Go physically protest, act out your beliefs in your personal life, touch grass for Christ's sake. There is a myriad of politically active actions you can take that don’t involve casting a ballot! Any level of civic participation will be considerably more personally impactful and incite less negative consequences than your malfeasant vote. It’s self-indulgent bloviating to be so fixated on casting a ballot as the be-all and end-all of politics. You either want to actually enact political change or merely to feel as if you are the sort of person who might achieve political praxis; if voting is the extent of your political willingness to act, you, dear reader, undoubtedly are the latter. You’re forced at gunpoint in this country to vote; it’s not some triumphant grand gesture. So please, stop larping as politically concerned unless you are willing to put in the actual legwork. Voting poorly is simultaneously the seemingly least consequential and most damaging act you could take; for the sake of the country, do anything else! And spare the rest of us the damage you might do in pursuing what is ultimately an illusionary fantasy of political activism. 

I’m going to vote anyway.

Then donkey your vote.

Wait, seriously?

No, seriously, your interests are much more likely to be better represented by random chance than they are by your conscious deliberation. I’d much rather you deface your ballot entirely, but if needs must, you should entrust your interests to lady luck. When even experts tested in their respective fields struggle to achieve accuracy above a coin flip on basic, non-controversial facts[6], you stand no chance of enacting a better outcome.

The advantages of donkeying your vote are twofold. Firstly, the removal of political bias; chance does not discriminate on the basis of soundbites you heard on TikTok. Secondly, if democracy is to be understood as an egalitarian ethos, what better way to rid yourself of culpability in personal prejudice than by voting blind?

In summation

If you are lukewarm, don’t vote in this election.
 

If you are a political partisan, you especially shouldn’t vote in this election.

If you, for whatever reason, want to vote anyway, considering all of the above, donkey your vote. Fortuna better represents your interests than yourself.
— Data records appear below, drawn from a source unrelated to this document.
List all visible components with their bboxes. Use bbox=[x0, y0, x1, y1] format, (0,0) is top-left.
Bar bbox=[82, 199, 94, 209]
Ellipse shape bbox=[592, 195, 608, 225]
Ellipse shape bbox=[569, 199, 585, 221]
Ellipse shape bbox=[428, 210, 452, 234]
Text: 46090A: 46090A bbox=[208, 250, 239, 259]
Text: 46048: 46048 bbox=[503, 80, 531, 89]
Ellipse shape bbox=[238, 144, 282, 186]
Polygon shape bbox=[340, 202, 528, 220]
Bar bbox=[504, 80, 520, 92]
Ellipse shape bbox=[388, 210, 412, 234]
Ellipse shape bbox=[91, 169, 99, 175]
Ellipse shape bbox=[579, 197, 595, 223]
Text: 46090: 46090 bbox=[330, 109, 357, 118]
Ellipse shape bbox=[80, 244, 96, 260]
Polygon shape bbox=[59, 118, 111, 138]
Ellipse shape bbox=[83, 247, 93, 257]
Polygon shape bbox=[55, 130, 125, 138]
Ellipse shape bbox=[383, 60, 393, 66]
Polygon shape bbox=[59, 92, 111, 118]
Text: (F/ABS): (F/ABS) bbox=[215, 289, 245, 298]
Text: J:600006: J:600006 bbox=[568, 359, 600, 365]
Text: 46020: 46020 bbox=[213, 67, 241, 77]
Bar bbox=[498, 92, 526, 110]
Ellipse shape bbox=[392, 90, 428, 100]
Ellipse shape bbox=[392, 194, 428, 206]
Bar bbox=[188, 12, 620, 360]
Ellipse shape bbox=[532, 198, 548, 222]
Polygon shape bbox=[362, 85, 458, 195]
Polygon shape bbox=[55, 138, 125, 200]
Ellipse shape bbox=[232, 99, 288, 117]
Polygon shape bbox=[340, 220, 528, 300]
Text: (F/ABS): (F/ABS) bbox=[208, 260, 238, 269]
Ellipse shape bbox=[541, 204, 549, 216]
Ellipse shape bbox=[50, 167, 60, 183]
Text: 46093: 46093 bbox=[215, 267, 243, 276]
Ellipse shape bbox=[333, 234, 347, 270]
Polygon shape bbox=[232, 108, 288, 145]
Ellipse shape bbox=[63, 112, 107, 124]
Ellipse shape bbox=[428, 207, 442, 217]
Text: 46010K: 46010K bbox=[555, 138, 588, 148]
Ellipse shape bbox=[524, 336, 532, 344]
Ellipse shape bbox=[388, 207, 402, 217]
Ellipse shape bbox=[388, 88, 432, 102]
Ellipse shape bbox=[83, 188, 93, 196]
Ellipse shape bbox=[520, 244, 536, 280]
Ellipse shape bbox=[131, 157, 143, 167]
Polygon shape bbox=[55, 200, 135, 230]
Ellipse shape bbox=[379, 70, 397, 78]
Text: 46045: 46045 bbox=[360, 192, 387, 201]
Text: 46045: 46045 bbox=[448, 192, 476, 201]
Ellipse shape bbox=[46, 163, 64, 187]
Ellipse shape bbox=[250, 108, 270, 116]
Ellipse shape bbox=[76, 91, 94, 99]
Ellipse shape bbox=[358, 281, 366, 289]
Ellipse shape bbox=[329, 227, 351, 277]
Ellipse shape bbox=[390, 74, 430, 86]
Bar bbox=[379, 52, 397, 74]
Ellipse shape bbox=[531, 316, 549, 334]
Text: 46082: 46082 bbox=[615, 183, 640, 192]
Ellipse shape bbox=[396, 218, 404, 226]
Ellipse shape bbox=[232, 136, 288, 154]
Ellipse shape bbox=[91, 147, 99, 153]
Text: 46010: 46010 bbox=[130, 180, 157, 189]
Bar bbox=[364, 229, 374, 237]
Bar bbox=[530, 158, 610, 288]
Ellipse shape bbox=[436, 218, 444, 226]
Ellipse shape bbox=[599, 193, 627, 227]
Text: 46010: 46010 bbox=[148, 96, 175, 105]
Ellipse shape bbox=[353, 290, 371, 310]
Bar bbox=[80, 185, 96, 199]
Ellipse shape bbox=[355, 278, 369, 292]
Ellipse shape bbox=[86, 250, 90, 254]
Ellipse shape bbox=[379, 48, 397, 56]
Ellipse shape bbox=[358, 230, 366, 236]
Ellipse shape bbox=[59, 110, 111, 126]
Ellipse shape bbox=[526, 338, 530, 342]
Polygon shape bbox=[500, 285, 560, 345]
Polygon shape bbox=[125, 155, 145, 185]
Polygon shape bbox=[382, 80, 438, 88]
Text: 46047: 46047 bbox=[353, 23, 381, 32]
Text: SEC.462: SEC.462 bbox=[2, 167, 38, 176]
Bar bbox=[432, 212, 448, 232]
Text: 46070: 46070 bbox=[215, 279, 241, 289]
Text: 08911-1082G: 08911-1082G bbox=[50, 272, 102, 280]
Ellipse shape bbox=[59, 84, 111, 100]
All it takes to spoil your ballot is a simple act, fill it in improperly, deface it, draw a frowny face, even two lines forming an X over the page will suffice. Just ensure that your preferential ranking is illegible and your ballot will be thrown out.

 
For the sake of our democracy, throw out your vote.


[1]  Bennett, Scott (31 October 2005). "Compulsory voting in Australian national elections" (PDF). Research Brief. No. 6. Department of Parliamentary Services. p. 22.

[2] Explaining Political Disenchantment, Finding Pathways to Democratic Renewal’, The Political Quarterly, 77. 2. (2006) pp. 184-194

[3] Arend Lijphart’s  ‘Unequal Participation; Democracy’s Unresolved Dilemma’ P. 6

[4] Lisa Hill, ‘Compulsory Voting in Australia: History, Public Acceptance and Justifiability’

[5] Compulsory Turnout: A Solution to Disengagement?’ in Democracy and Voting, (The Hansard Society’s Democracy Series, 2006), pp.5-22

[6] Rosling, H., Rönnlund, A., & Rosling, O. (2018). Factfulness: Ten Reasons We're Wrong About the World – and Why Things Are Better Than You Think. Flatiron Books.